LAUSR

Abstract A theoretical study is presented for the axially symmetric thermophoresis of a spherical particle in a microtube filled with a gaseous medium. The uniformly applied temperature gradient is tangential to the tube wall, which is either prescribed with the linear temperature distribution or well insulated. The Knudsen number is small and the fluid motion is characterized by a continuum flow with temperature jump, thermal creep, and frictional slip at the solid surfaces. The general solution to the thermal and aerodynamic governing equations is presented in both spherical and cylindrical coordinates, and the boundary conditions at the particle surface are enforced by a collocation technique.
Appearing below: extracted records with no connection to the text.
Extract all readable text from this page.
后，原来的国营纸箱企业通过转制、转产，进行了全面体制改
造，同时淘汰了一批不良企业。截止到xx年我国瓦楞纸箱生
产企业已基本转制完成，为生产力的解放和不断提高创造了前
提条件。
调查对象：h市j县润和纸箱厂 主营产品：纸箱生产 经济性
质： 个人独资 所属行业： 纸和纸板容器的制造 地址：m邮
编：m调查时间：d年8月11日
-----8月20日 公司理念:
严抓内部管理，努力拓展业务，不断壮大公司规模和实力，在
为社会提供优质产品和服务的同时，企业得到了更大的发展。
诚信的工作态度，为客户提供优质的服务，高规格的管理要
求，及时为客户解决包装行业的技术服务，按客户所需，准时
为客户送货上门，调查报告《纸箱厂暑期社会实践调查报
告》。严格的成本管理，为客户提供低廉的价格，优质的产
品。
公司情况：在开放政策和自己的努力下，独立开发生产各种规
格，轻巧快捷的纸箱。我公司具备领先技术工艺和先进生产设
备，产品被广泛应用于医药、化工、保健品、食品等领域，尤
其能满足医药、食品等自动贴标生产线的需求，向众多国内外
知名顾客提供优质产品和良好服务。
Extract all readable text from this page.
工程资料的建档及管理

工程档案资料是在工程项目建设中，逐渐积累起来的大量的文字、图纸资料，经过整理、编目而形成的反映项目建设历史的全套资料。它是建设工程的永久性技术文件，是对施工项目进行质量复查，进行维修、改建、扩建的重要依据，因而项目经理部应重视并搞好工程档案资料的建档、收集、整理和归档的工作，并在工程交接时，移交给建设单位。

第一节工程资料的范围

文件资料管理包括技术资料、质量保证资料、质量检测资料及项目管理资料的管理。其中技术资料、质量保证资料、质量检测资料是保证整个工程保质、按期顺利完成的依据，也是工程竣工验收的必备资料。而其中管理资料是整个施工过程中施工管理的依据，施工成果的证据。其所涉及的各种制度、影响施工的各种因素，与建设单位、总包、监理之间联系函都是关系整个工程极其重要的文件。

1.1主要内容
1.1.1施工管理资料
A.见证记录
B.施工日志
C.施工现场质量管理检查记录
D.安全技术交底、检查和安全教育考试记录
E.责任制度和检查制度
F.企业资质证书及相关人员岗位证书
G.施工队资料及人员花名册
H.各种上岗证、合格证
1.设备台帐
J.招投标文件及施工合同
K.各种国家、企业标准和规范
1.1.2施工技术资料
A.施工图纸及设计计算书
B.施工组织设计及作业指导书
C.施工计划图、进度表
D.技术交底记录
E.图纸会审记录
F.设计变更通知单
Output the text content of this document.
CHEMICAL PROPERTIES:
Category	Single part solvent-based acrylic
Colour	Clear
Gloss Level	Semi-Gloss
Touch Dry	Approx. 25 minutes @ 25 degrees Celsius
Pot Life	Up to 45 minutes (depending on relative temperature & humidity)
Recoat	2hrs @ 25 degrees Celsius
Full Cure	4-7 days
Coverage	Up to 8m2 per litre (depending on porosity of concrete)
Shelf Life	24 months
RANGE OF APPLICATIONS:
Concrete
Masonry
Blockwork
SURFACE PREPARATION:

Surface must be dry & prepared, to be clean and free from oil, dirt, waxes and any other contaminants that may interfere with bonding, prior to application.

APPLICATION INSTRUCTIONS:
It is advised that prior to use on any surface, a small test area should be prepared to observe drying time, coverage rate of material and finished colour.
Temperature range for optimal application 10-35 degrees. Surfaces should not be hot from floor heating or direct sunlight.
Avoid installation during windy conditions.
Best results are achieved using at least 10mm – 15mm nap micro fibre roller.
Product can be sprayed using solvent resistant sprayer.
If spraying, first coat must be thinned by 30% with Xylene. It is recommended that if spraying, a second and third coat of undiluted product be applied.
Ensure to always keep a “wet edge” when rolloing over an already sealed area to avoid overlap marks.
The collocation solutions for the particle's thermophoretic velocity, which are in good agreement with the asymptotic formula resulting from the method of reflections, are obtained for different particle, tube wall, and fluid characteristics. A tube wall prescribed with the far-field temperature distribution and an insulated tube wall influence the thermophoresis of the particle differently. The mobility of a particle confined by a tube wall without thermal creep is a decreasing function of the particle-to-tube radius ratio. When the thermal creep coefficients of the particle and of the tube wall are comparable, the thermoosmotic fluid flow caused by the wall strongly dominates the particle movement and can simply reverse its direction. In general, the influence of the confining tube on thermophoresis is significant.